Approximately 50% of human DNA is composed of transposable elements (TEs), which in subsequent waves colonized our genome across evolutionary history. KRAB zinc finger proteins (KZFPs) are the largest group of DNA binding factors in the human genome and mostly target TEs, controlling chromatin accessibility by effecting epigenetic changes at their binding sites which result in a localized establishment of heterochromatin. Many of these bound TEs themselves contain binding sites for regulators of transcription and represent a huge source of genetic variation and regulatory potential by acting as enhancers or alternative promoters, influencing nearby genes. The KZFP family presents an interesting conundrum; the family is highly evolutionary dynamic, with new members appearing at every phylogenetic branch since their inception in tetrapods, yet their binding sites in TEs are conserved millions of years after their initial TE target has been inactivated. Furthermore, individual KZFPs have specific expression patterns in various somatic cell types, leading to the hypothesis that they participate in the epigenetic control of enhancers or alternative promoters derived from transposable elements, contributing to gene regulatory networks. So far, only a handful of the 350 human KZFPs have been functionally characterized, yet many of those studied have important and novel biological functions, such as ZFP57 and imprinting, with several examples of KZFPs and their TE targets demonstrably contributing to gene regulatory events.

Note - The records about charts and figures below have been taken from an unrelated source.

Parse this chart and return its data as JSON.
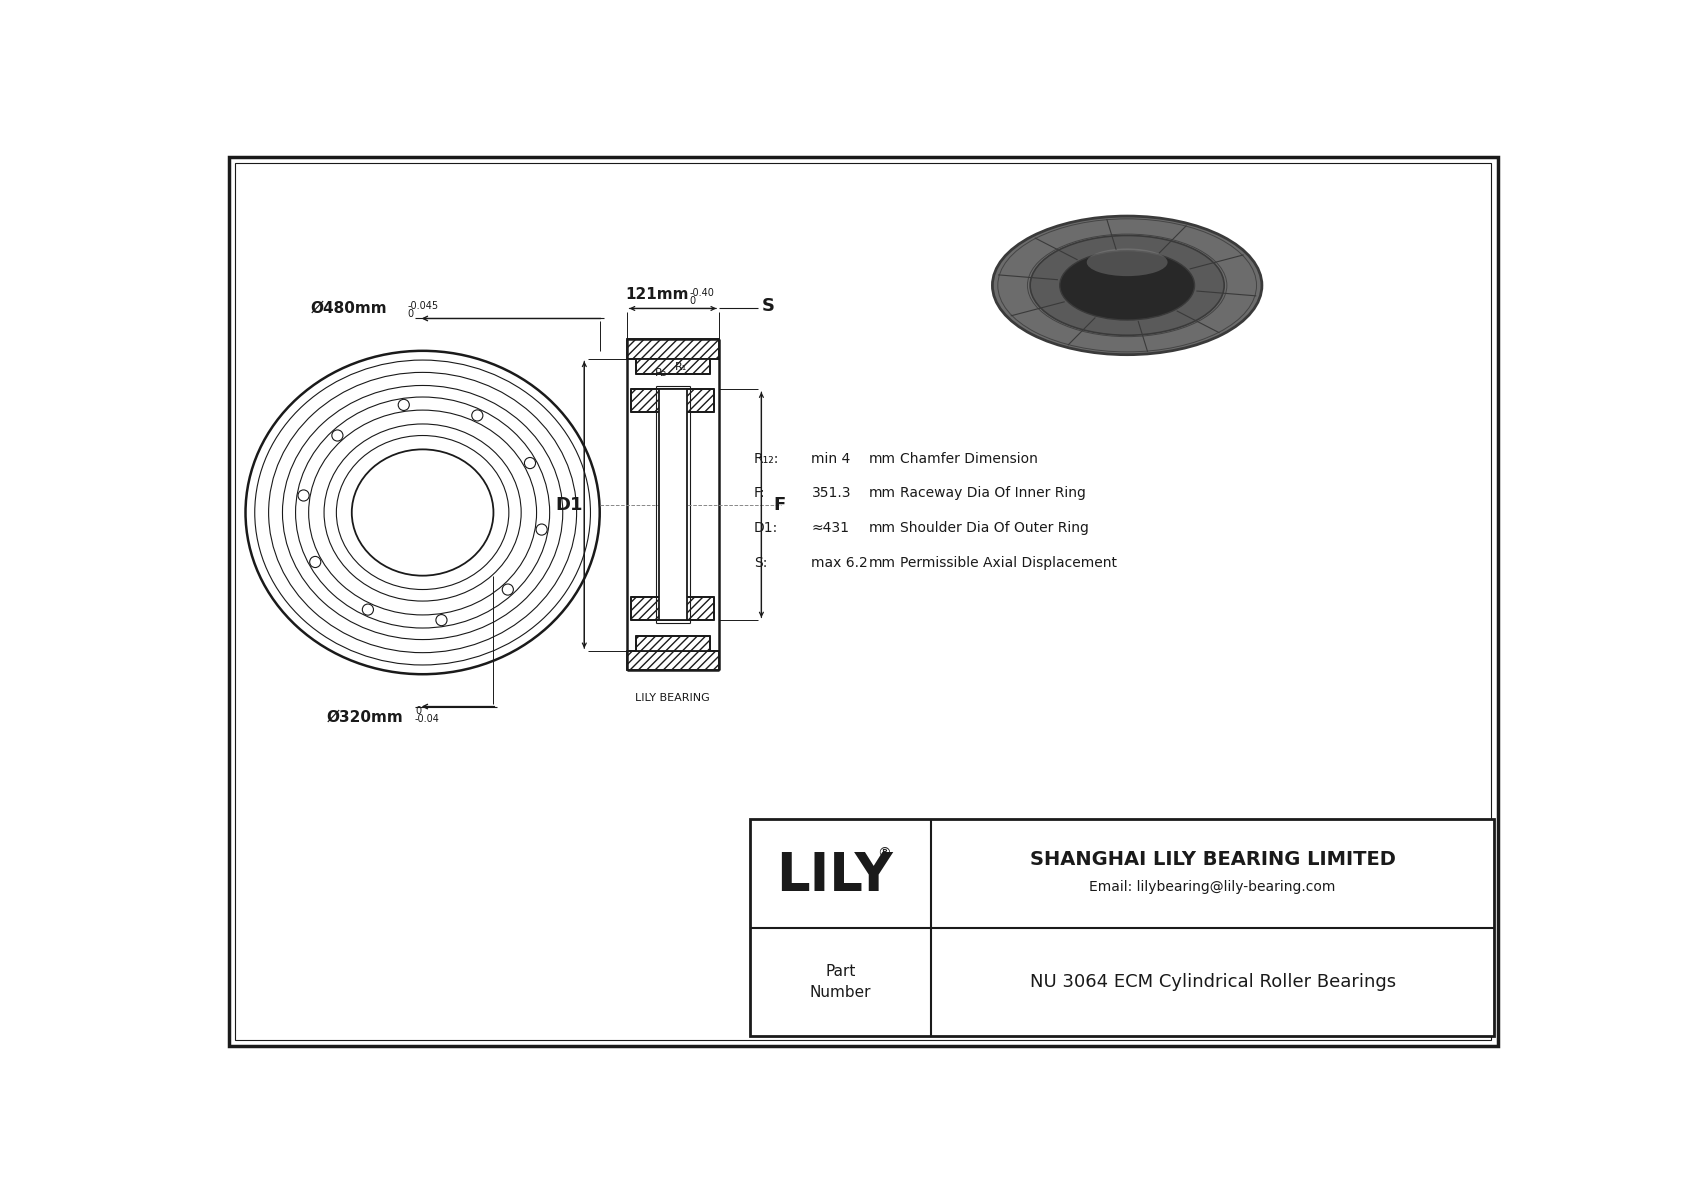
{
  "bg_color": "#ffffff",
  "line_color": "#1a1a1a",
  "dim_outer_main": "Ø480mm",
  "dim_outer_tol_top": "0",
  "dim_outer_tol_bot": "-0.045",
  "dim_inner_main": "Ø320mm",
  "dim_inner_tol_top": "0",
  "dim_inner_tol_bot": "-0.04",
  "dim_width_main": "121mm",
  "dim_width_tol_top": "0",
  "dim_width_tol_bot": "-0.40",
  "label_D1": "D1",
  "label_F": "F",
  "label_S": "S",
  "label_R2": "R₂",
  "label_R1": "R₁",
  "spec_rows": [
    {
      "label": "R₁₂:",
      "val": "min 4",
      "unit": "mm",
      "desc": "Chamfer Dimension"
    },
    {
      "label": "F:",
      "val": "351.3",
      "unit": "mm",
      "desc": "Raceway Dia Of Inner Ring"
    },
    {
      "label": "D1:",
      "val": "≈431",
      "unit": "mm",
      "desc": "Shoulder Dia Of Outer Ring"
    },
    {
      "label": "S:",
      "val": "max 6.2",
      "unit": "mm",
      "desc": "Permissible Axial Displacement"
    }
  ],
  "lily_bearing_label": "LILY BEARING",
  "company": "SHANGHAI LILY BEARING LIMITED",
  "email": "Email: lilybearing@lily-bearing.com",
  "part_label": "Part\nNumber",
  "part_number": "NU 3064 ECM Cylindrical Roller Bearings",
  "lily_logo": "LILY"
}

In this thesis, I describe the recently identified KZFPs which display inducible expression in response to direct trans-activation from the tumour suppressor protein p53, focussing on the KZFPs ZNF79 and ZNF561. ZNF79 presents an unusual case of a marsupial-conserved KZFP significantly older than the majority of the KZFP family at 160 million years old, yet strongly conserved across many phylogenetic branches with marsupial ZNF79. Furthermore, ZNF79 demonstrates an unusual intermediate TRIM28 binding status and a unique nucleolar localisation. In contrast, ZNF561 resembles a canonical KZFP but possesses intriguing characteristics given that its expression is induced by p53. First, its binding profile is enriched for specific LTR10 elements which can act as p53 driven enhancers. Second, it unusually binds to its own promoter and the promoter of its antisense RNA. Together, these characteristics suggest a complex regulatory pathway. By utilising CRISPR knock-out models and RNA-seq, I have identified interesting changes in the expression of genes implicated in the transcriptional and cellular response to p53 activation and in genes related to cell proliferation and survival. These results indicate that ZNF79 and ZNF561 may play a role in the transcriptional response to DNA damage and p53, identifying new preliminary networks of gene regulation. Ultimately, this work offers valuable insights into the relationships between KZFPs, evolution, and key cellular processes, providing models by which to explore these characteristics.